# Right trees but no morels?



## thedogger

I have 4 areas off the river in the TC area that I have been continually checking for morels and I'm starting to wonder what I'm doing wrong. I have checked over 300 dead/dying elms and have only found 2 trees that produced a couple morels. What I don't get is why do all those other elms not produce? I have a couple spots that I literally could not draw up any better as its a mix of elms in all stages of life. 

I'm going to rule out other people as I never see anyone at these spots and the morels I do find are obvious and hard to miss. 

I continually check dead cottonwoods and ash as well...

Please help steer me in the right direction.


----------



## shroomtrooper

I have had the same trouble, just keep the faith,but, I rarely have luck myself on flooded river areas,tho some people have had great luck


----------



## tundraking

You'll "usually" get 2-3 years out of one specific spot and then it stops producing. Now that doesn't mean that another tree in the area won't start up, but in general, spots die off as fast as they produce. I guess thats why morels can be so elusive. Not to mention weather changes, as we are experiencing this year. The real good thing is that it is raining a lot, but because of the dry start and cooler temps, I think its only a matter of time before they start producing. Unfortunately, time keeps slipping by and the season is getting shorter, but everything is lining up nicely for a big finish this year!

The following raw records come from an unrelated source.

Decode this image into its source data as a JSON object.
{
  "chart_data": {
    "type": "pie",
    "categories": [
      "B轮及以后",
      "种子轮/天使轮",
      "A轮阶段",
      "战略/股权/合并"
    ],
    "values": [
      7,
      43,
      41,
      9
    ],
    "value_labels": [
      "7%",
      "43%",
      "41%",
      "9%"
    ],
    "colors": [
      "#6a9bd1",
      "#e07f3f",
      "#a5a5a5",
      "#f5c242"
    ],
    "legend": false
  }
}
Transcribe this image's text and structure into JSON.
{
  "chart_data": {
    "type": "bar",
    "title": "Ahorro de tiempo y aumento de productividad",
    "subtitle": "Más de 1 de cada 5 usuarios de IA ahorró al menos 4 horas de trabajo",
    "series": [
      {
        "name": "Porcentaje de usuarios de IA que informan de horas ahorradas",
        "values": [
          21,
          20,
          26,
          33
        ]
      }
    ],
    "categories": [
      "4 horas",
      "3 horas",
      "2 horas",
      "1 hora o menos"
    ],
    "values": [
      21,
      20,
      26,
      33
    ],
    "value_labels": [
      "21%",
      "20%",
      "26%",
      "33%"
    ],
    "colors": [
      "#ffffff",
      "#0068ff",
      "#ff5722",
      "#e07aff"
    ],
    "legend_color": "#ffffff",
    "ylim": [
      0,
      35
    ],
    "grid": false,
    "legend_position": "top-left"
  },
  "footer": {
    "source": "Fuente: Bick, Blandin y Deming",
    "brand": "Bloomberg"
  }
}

Like shroomtrooper said, keep the faith. I've been out probably about a total of 7 hours throughout the course of the season so far and haven't found a single one, but I have big plans this weekend, and I'm going to put on some miles. I'll report back, good or bad once the dust settles.


----------



## chaseoothoudt

did the dead elms still have bark on them? Morels don't grow under dead elms that don't have bark on them and if they do I've never found any.


----------



## i_like_mushrooms_212

I have found that the best locations can yield the fewest morels and vice versa. When you think about it logically it makes a bit more sense. Morels reproduce by spewing spores into the air, these spores are not mobile on their own so they are stuck landing wherever. A spore needs to land directly on a surface root of a viable tree. Then it needs to get established and when it is ready, the environmental conditions need to be just right. Ground temp, soil acidity, humidity, etc. must be exactly right, not close, but exact. Morels are very fussy with conditions. When you think about all of this, it suddenly makes sense why the little buggers are so elusive. Happy Hunting


----------



## sandmanmn

I've had decent luck under dying elms but nothing spectacular. Most of the spots I find them in are in open cottonwood forest or I have a spot that is just a huge thick patch of bullreeds that I usually find a pound or two in each year. But this year most of what I have found has been on the edges of cottonwood forest in tall grass and so far I've found just shy of 3Lbs. I'm in southern mn following a small creek.


----------



## mr_ minnesota

I have had very little luck in floodplain forests, especially along the Mississippi within the metro area (maybe their getting picked already but i doubt it). I have had the best luck on hillsides with a fairly open canopy. It is true that you must find the elm at just the right stage (bark just starting to peel off) and of course the bigger the tree the better in my opinion.


----------